“Dr. Death,” Jack Kevorkian, dies at 83
Levon and Satenig were strict and religious parents, who worked hard to make sure their children were obedient Christians. Jack, however, had trouble reconciling what he believed were conflicting religious ideas. His family regularly attended church, and Jack often railed against the idea of miracles and an all-knowing God in his weekly Sunday school class. If there were a God who could make his son walk on water, Kevorkian insisted, he would also have been able to prevent the Turkish slaughter of his entire extended family. Jack debated the idea of God’s existence every week until he realized he would not find an acceptable explanation to his questions, and stopped attending church entirely by the age of 12.
The children were also encouraged to perform well in school, and all three demonstrated high academic intelligence - as the only boy, however, Jack became the focus of Levon and Satenig’s high expectations. Jack rose to the occasion easily; even as a young boy, Kevorkian was a voracious reader and academic who loved the arts, including drawing, painting and piano. But along with Jack’s academic prowess came a highly critical mind, and he rarely accepted ideas at face value. He engaged in frequent arguments with his teachers at school, sometimes humiliating them when they couldn’t keep up with his sharp debate skills. While his jabs at teachers earned admiration from his classmates, learning came so effortlessly to Jack that it often alienated him from his peers. Kevorkian was promoted to Eastern Junior High School when he was in the sixth grade, and by the time he was in high school he had taught himself German and Japanese. Classmates soon labeled him as an eccentric bookworm, and Kevorkian had trouble making friends as a result. He also gave up the idea of romantic relationships, believing them to be an uneccessary diversion from his studies. In 1945, when Kevorkian was only 17, he graduated with honors from Pontiac High School.
Accepted into the University of Michigan College of Engineering, Kevorkian had aims to become a civil engineer. Halfway through his freshman year, however, he became bored with his studies and began focusing on botany and biology. By midyear, he had set his sights on medical school, often taking 20 credit hours in a semester in order to meet the 90-hour medical school requirement. He graduated in medicine at the University of Michigan in 1952, and began a specialty in pathology soon after. In 1953, however, the Korean War abruptly halted Kevorkian’s career. He served 15 months as an Army medical officer in Korea, then finished his service in Colorado.

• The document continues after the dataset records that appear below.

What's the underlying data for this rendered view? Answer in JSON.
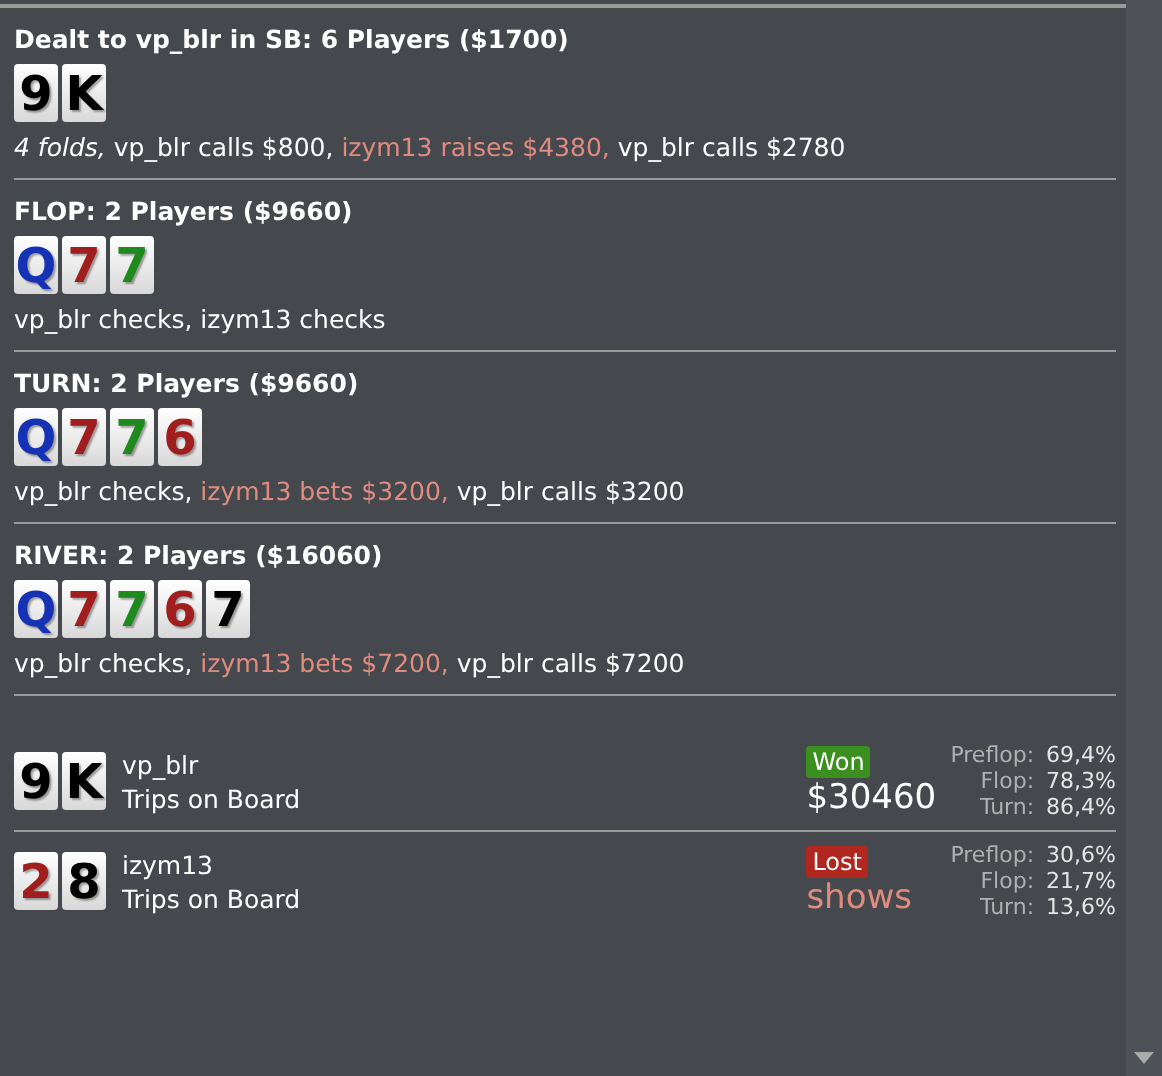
{
  "streets": [
    {
      "title": "Dealt to vp_blr in SB: 6 Players ($1700)",
      "cards": [
        {
          "rank": "9",
          "color": "#000000"
        },
        {
          "rank": "K",
          "color": "#000000"
        }
      ],
      "actions": [
        {
          "text": "4 folds,",
          "kind": "fold"
        },
        {
          "text": "vp_blr calls $800,",
          "kind": "normal"
        },
        {
          "text": "izym13 raises $4380,",
          "kind": "opponent"
        },
        {
          "text": "vp_blr calls $2780",
          "kind": "normal"
        }
      ]
    },
    {
      "title": "FLOP: 2 Players ($9660)",
      "cards": [
        {
          "rank": "Q",
          "color": "#1632b4"
        },
        {
          "rank": "7",
          "color": "#a01e1e"
        },
        {
          "rank": "7",
          "color": "#1e8a1e"
        }
      ],
      "actions": [
        {
          "text": "vp_blr checks, izym13 checks",
          "kind": "normal"
        }
      ]
    },
    {
      "title": "TURN: 2 Players ($9660)",
      "cards": [
        {
          "rank": "Q",
          "color": "#1632b4"
        },
        {
          "rank": "7",
          "color": "#a01e1e"
        },
        {
          "rank": "7",
          "color": "#1e8a1e"
        },
        {
          "rank": "6",
          "color": "#a01e1e"
        }
      ],
      "actions": [
        {
          "text": "vp_blr checks,",
          "kind": "normal"
        },
        {
          "text": "izym13 bets $3200,",
          "kind": "opponent"
        },
        {
          "text": "vp_blr calls $3200",
          "kind": "normal"
        }
      ]
    },
    {
      "title": "RIVER: 2 Players ($16060)",
      "cards": [
        {
          "rank": "Q",
          "color": "#1632b4"
        },
        {
          "rank": "7",
          "color": "#a01e1e"
        },
        {
          "rank": "7",
          "color": "#1e8a1e"
        },
        {
          "rank": "6",
          "color": "#a01e1e"
        },
        {
          "rank": "7",
          "color": "#000000"
        }
      ],
      "actions": [
        {
          "text": "vp_blr checks,",
          "kind": "normal"
        },
        {
          "text": "izym13 bets $7200,",
          "kind": "opponent"
        },
        {
          "text": "vp_blr calls $7200",
          "kind": "normal"
        }
      ]
    }
  ],
  "results": [
    {
      "cards": [
        {
          "rank": "9",
          "color": "#000000"
        },
        {
          "rank": "K",
          "color": "#000000"
        }
      ],
      "name": "vp_blr",
      "hand": "Trips on Board",
      "outcome": {
        "label": "Won",
        "kind": "won"
      },
      "amount": {
        "text": "$30460",
        "kind": "won"
      },
      "stats": [
        {
          "label": "Preflop:",
          "value": "69,4%"
        },
        {
          "label": "Flop:",
          "value": "78,3%"
        },
        {
          "label": "Turn:",
          "value": "86,4%"
        }
      ]
    },
    {
      "cards": [
        {
          "rank": "2",
          "color": "#a01e1e"
        },
        {
          "rank": "8",
          "color": "#000000"
        }
      ],
      "name": "izym13",
      "hand": "Trips on Board",
      "outcome": {
        "label": "Lost",
        "kind": "lost"
      },
      "amount": {
        "text": "shows",
        "kind": "lost"
      },
      "stats": [
        {
          "label": "Preflop:",
          "value": "30,6%"
        },
        {
          "label": "Flop:",
          "value": "21,7%"
        },
        {
          "label": "Turn:",
          "value": "13,6%"
        }
      ]
    }
  ]
}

While serving his residency at the University of Michigan hospital in the 1950s, Kevorkian became fascinated by death and the act of dying. He made regular visits to terminally ill patients, photographing their eyes in an attempt to pinpoint the exact moment of death. Kevorkian believed that doctors could use the information to distinguish death from fainting, shock or coma in order to learn when resuscitation was useless. “But really, my number one reason was because it was interesting,” Kevorkian told reporters later. “And my second reason was because it was a taboo subject.”
Not one to avoid distasteful ideas, Kevorkian again caused a stir with colleagues by proposing that death-row prison inmates be used as the subjects of medical experiments while they were still alive. Inspired by research that described medical experiments the ancient Greeks conducted on Egyptian criminals, Kevorkian formulated the idea that similar modern experiments could not only save valuable research dollars, but also provide a glimpse into the anatomy of the criminal mind. In 1958, he advocated his view in a paper presented to the American Association for the Advancement of Science. In a method he called “terminal human experimentation”, he argued that condemned convicts could provide a service to humanity before their execution by volunteering for “painless” medical experiments that would begin while they were conscious, but would end in fatality. For his unorthodox experiments and strange proposals, Jack Kevorkian’s peers gave him the nickname “Dr. Death.”

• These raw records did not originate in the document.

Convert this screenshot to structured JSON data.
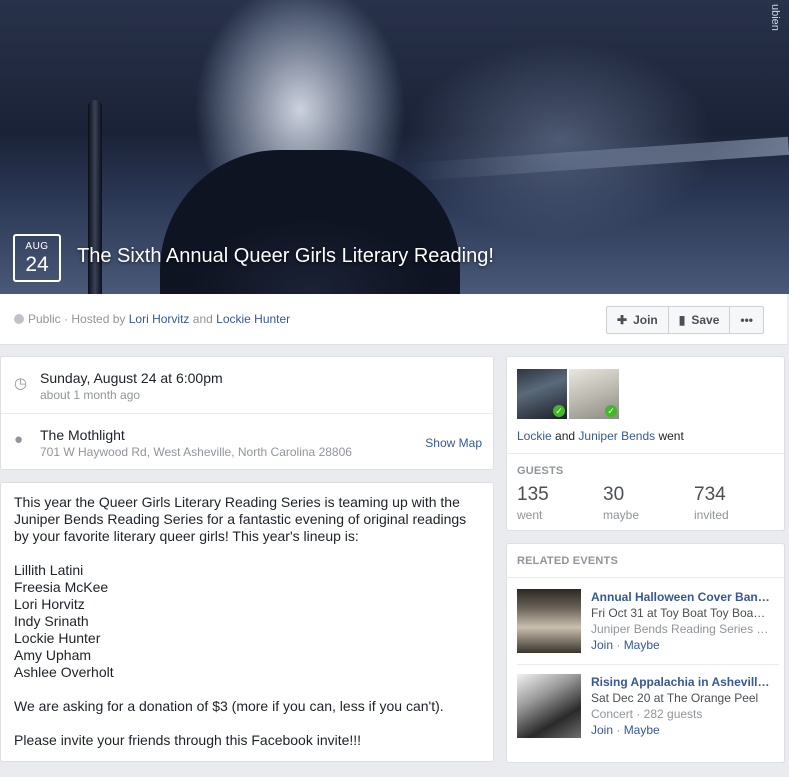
{
  "cover": {
    "watermark": "ubien",
    "month": "AUG",
    "day": "24",
    "title": "The Sixth Annual Queer Girls Literary Reading!"
  },
  "info_bar": {
    "privacy": "Public",
    "hosted_by_prefix": "· Hosted by",
    "host1": "Lori Horvitz",
    "and": "and",
    "host2": "Lockie Hunter",
    "join_label": "Join",
    "save_label": "Save",
    "more_label": "•••"
  },
  "when": {
    "date": "Sunday, August 24 at 6:00pm",
    "relative": "about 1 month ago"
  },
  "where": {
    "venue": "The Mothlight",
    "address": "701 W Haywood Rd, West Asheville, North Carolina 28806",
    "map_label": "Show Map"
  },
  "description": {
    "intro": "This year the Queer Girls Literary Reading Series is teaming up with the Juniper Bends Reading Series for a fantastic evening of original readings by your favorite literary queer girls! This year's lineup is:",
    "lineup": [
      "Lillith Latini",
      "Freesia McKee",
      "Lori Horvitz",
      "Indy Srinath",
      "Lockie Hunter",
      "Amy Upham",
      "Ashlee Overholt"
    ],
    "donation": "We are asking for a donation of $3 (more if you can, less if you can't).",
    "invite": "Please invite your friends through this Facebook invite!!!"
  },
  "friends_went": {
    "name1": "Lockie",
    "and": "and",
    "name2": "Juniper Bends",
    "suffix": "went"
  },
  "guests": {
    "heading": "GUESTS",
    "went_count": "135",
    "went_label": "went",
    "maybe_count": "30",
    "maybe_label": "maybe",
    "invited_count": "734",
    "invited_label": "invited"
  },
  "related": {
    "heading": "RELATED EVENTS",
    "events": [
      {
        "title": "Annual Halloween Cover Ban…",
        "date": "Fri Oct 31 at Toy Boat Toy Boa…",
        "host": "Juniper Bends Reading Series …",
        "join": "Join",
        "maybe": "Maybe"
      },
      {
        "title": "Rising Appalachia in Ashevill…",
        "date": "Sat Dec 20 at The Orange Peel",
        "host": "Concert · 282 guests",
        "join": "Join",
        "maybe": "Maybe"
      }
    ]
  }
}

Kevorkian’s controversial views earned him minor media attention which ultimately resulted in his ejection from the University of Michigan Medical Center. He continued his internship at Pontiac General Hospital instead, where he began another set of controversial experiments. After hearing about a Russian medical team who was transfusing blood from corpses into living patients, Kevorkian enlisted the help of medical technologist Neal Nicol to simulate these same experiments. The results were highly sucessful, and Kevorkian believed the procedure could help save lives on the battlefield—if blood from a bank was unavailable, doctors might use Kevorkian’s research to transfuse the blood of corpse into an injured soldier. Kevorkian pitched his idea to the Pentagon, figuring it could be used in Vietnam, but the doctor was denied a federal grant to continue his research. Instead, the research fueled his reputation as an outsider, scared his colleagues and eventually infected Kevorkian with Hepatits C.